Перри Мейсон. Дело о мрачной девушке. Дело о воющей собаке - страница 8
– Давайте перейдем к фактам.
– У этого человека, Картрайта, несомненно, расстроена психика. Он арендовал соседний дом. Я уверен, что прежние хозяева даже не подозревали, с кем они связались. Его обслуживает одна глухая экономка. У него нет ни друзей, ни знакомых. Практически все время он проводит в доме.
– Это его право, – парировал Мейсон. – Может быть, ему не нравятся соседи.
Доркас вскочил на ноги.
– Послушайте, Мейсон, вы…
– Прошу вас, господа, – перебил его Фоули, – позвольте мне все объяснить. Я понимаю позицию мистера Мейсона. Он полагает, что я использовал политические связи, чтобы ущемить интересы его клиента.
– А разве это не так? – спросил адвокат.
– Нет, – улыбнулся Фоули. – Я лишь объяснил происходящее мистеру Доркасу. Ваш клиент, повторяю, очень странный человек. Он ведет жизнь отшельника и тем не менее постоянно шпионит за мной из окон своего дома. У него есть бинокль, и он следит за каждым моим шагом.
Доркас сел и, сунув сигарету в рот, закурил.
– Продолжайте, – сказал Мейсон. – Я вас слушаю.
– Мой повар, китаец, первым обратил на это внимание. Он заметил световые блики от линз бинокля. Поймите меня правильно, мистер Мейсон. Я считаю, что из-за расстроенной психики ваш клиент не отдает себе отчета в своих поступках. К тому же у меня есть свидетели, которые подтвердят каждое мое слово.
– Хорошо. И что из этого следует?
– Я собираюсь, – с достоинством произнес Фоули, – подать жалобу на непрерывную слежку, которой я подвергаюсь со стороны Картрайта. Из-за этого прислуга отказывается у меня работать. Эта слежка раздражает меня и моих гостей. Картрайт ни разу не зажигал света в окнах верхнего этажа своего дома. И каждый вечер с биноклем в руках он приникает к окну и шпионит за мной. Он опасный сосед.
– Однако человек не совершает преступления, если смотрит в бинокль, не так ли?
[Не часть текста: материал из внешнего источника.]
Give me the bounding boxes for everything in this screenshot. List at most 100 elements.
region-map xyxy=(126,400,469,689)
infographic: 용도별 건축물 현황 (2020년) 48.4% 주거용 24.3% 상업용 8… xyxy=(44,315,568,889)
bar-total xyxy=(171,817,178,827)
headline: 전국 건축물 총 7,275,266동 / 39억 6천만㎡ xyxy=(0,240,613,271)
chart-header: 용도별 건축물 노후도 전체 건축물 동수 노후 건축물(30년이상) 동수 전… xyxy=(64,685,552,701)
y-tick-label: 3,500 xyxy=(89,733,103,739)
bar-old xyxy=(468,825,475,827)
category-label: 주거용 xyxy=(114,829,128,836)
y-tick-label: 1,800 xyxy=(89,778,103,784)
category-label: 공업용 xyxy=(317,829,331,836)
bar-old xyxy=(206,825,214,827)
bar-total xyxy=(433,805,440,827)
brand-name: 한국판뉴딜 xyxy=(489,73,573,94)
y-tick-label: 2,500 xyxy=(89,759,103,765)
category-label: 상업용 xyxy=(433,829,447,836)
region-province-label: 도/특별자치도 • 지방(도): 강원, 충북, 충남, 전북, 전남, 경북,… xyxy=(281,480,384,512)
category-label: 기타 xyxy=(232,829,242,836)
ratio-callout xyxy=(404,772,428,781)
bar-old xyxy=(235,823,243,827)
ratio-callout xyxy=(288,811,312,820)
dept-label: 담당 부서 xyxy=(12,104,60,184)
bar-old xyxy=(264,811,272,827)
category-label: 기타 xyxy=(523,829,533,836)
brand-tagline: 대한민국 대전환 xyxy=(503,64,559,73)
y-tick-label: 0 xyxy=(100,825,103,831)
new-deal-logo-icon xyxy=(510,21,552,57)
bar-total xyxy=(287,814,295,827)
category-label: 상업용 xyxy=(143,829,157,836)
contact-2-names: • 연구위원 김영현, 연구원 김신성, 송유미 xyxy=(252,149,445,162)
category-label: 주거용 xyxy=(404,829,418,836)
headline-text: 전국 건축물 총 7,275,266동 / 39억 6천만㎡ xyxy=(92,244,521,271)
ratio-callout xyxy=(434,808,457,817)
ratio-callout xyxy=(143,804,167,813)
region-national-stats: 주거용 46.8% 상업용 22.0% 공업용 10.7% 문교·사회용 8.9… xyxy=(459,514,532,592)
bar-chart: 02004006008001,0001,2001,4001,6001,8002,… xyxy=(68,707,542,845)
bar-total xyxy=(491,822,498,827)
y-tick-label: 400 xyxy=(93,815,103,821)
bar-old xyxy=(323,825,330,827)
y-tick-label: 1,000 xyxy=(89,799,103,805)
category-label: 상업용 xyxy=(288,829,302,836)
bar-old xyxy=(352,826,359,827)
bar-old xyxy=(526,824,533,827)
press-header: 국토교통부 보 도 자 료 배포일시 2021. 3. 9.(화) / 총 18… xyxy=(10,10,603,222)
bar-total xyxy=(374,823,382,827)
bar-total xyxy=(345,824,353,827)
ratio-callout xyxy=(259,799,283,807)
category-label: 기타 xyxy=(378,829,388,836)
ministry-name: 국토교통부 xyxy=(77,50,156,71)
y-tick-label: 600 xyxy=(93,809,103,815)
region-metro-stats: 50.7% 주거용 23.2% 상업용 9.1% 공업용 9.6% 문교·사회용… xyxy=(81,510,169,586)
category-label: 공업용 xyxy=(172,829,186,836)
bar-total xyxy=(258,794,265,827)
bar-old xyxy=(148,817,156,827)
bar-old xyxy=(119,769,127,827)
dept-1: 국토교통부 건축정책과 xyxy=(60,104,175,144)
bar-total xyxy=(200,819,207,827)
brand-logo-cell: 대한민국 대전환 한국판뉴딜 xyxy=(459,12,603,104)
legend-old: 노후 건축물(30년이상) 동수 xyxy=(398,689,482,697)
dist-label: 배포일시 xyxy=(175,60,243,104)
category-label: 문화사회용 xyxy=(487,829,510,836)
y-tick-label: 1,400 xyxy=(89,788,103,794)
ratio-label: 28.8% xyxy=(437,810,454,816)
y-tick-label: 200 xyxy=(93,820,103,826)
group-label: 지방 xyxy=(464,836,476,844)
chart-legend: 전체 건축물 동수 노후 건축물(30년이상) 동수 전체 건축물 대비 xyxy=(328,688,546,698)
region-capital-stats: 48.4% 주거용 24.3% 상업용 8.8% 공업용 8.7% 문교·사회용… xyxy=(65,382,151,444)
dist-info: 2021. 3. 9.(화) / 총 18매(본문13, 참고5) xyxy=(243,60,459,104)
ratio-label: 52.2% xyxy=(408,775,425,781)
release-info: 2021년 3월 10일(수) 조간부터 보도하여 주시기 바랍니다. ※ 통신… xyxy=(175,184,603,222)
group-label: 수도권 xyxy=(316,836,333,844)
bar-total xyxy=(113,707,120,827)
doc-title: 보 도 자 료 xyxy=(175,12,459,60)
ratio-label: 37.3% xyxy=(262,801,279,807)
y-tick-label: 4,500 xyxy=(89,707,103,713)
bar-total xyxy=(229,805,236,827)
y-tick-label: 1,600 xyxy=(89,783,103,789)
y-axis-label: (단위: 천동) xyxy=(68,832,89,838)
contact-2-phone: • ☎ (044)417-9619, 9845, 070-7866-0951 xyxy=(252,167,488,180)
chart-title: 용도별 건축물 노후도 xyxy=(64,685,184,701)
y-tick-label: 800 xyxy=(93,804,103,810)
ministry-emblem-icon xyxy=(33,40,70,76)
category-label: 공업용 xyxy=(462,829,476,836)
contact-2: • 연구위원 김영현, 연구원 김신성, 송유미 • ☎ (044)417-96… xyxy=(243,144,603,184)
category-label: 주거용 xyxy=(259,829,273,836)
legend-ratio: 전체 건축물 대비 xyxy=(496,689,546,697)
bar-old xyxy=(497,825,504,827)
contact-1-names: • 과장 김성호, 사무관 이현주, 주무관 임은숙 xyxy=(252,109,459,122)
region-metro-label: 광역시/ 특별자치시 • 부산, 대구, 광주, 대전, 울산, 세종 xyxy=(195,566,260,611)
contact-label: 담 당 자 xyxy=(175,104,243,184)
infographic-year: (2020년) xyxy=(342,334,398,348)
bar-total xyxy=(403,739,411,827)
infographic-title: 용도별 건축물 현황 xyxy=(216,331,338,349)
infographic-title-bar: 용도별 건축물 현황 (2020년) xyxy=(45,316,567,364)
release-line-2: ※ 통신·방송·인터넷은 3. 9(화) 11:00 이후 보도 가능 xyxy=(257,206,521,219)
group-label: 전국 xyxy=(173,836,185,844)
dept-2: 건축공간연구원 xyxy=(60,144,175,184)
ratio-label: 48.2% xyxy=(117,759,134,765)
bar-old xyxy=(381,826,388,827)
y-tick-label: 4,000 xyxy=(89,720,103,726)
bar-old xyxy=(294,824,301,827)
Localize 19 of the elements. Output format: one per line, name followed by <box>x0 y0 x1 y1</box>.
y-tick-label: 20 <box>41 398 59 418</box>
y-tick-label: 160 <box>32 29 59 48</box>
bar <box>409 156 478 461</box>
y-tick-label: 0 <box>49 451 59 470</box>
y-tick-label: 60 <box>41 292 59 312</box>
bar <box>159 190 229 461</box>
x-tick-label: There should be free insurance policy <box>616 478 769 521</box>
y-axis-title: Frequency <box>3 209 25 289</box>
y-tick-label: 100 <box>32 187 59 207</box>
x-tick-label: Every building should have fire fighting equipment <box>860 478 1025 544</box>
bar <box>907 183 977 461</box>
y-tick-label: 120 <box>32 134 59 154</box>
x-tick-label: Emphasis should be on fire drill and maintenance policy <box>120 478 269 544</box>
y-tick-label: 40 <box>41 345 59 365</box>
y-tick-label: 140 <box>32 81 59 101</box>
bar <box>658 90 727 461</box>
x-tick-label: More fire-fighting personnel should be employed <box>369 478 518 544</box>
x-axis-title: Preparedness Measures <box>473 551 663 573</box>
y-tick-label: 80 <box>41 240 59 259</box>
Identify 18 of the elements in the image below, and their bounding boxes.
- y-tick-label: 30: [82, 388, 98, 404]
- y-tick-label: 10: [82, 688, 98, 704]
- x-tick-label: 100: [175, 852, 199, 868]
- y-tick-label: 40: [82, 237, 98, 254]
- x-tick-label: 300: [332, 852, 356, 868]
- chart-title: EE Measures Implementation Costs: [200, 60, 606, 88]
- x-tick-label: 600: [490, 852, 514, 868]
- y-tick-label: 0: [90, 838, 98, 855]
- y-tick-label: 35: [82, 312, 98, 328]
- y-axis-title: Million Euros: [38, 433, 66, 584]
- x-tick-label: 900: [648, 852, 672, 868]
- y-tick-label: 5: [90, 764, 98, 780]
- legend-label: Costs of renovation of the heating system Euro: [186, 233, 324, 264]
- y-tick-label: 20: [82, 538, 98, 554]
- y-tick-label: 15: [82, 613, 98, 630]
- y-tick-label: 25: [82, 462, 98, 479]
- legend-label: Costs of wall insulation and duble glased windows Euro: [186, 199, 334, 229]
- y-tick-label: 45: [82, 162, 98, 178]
– Вы прекрасно понимаете, Мейсон, – заметил Доркас, – что речь идет совсем о другом. Картрайт – сумасшедший.
– С чего вы это взяли?
– Он жаловался на собачий вой, а собака не выла.
– У вас есть собака? – спросил Мейсон у Фоули.
– Разумеется, – ответил тот.
– И вы говорите, что она не воет?
– Нет.
– И не выла две ночи подряд?
– Нет.
– Я переговорил с доктором Купером, – вмешался Доркас. – Он считает, что нервное возбуждение Картрайта в сочетании с опасениями за свою жизнь, проявляющимися в слуховых галлюцинациях, а именно в собачьем вое, который, как известно, предрекает чью-то смерть, могут толкнуть этого человека на преступление.
– Значит, – насупился Мейсон, – вы собираетесь его арестовать?
– Пока я предлагаю проверить его психическое состояние.
– Ну что ж, путь открыт. Но я хочу напомнить: чтобы человека направили на психиатрическую экспертизу, кто-то должен написать такое распоряжение. И кто это сделает? Вы?
– Возможно.
– Я советую вам не торопиться.
– Почему?
– Прежде чем утверждать, что мой клиент – сумасшедший, вам необходимо получить более подробную информацию. Иначе вас ждут неприятности.
– Господа, господа! – воскликнул Фоули. – Пожалуйста, не ссорьтесь. В конце концов, главное сейчас – помочь бедняге Картрайту. Я не держу на него зла. Он ведет себя несколько странно, но я убежден, что это следствие душевного заболевания. И я хочу, чтобы специалисты проверили, прав я или нет. Если же Картрайт совершенно здоров, я, естественно, приму меры, которые отвадят его от моих окон и собаки.
Доркас взглянул на Мейсона:
– Тут ничего не поделаешь, Перри. У Фоули развязаны руки. Вы привели Картрайта ко мне, чтобы предупредить встречный иск Фоули по поводу злонамеренного судебного преследования. Если бы ваш клиент представил нам факты во всей полноте, не возник бы вопрос о злоупотреблении им своими правами. Но он пытался нас дезинформировать.
Мейсон невесело рассмеялся.
– Вы стараетесь найти основание для судебного иска? – спросил он у Фоули.
– Нет, – ответил тот.
– Я лишь напоминаю вам обоим, что Картрайт не подал жалобы, а вы, Доркас, не выписали ордера на арест и решили ограничиться письмом, не так ли?
– Юридически – да, – неторопливо произнес Доркас. – Но если этот человек сумасшедший, необходимо принять какие-то меры.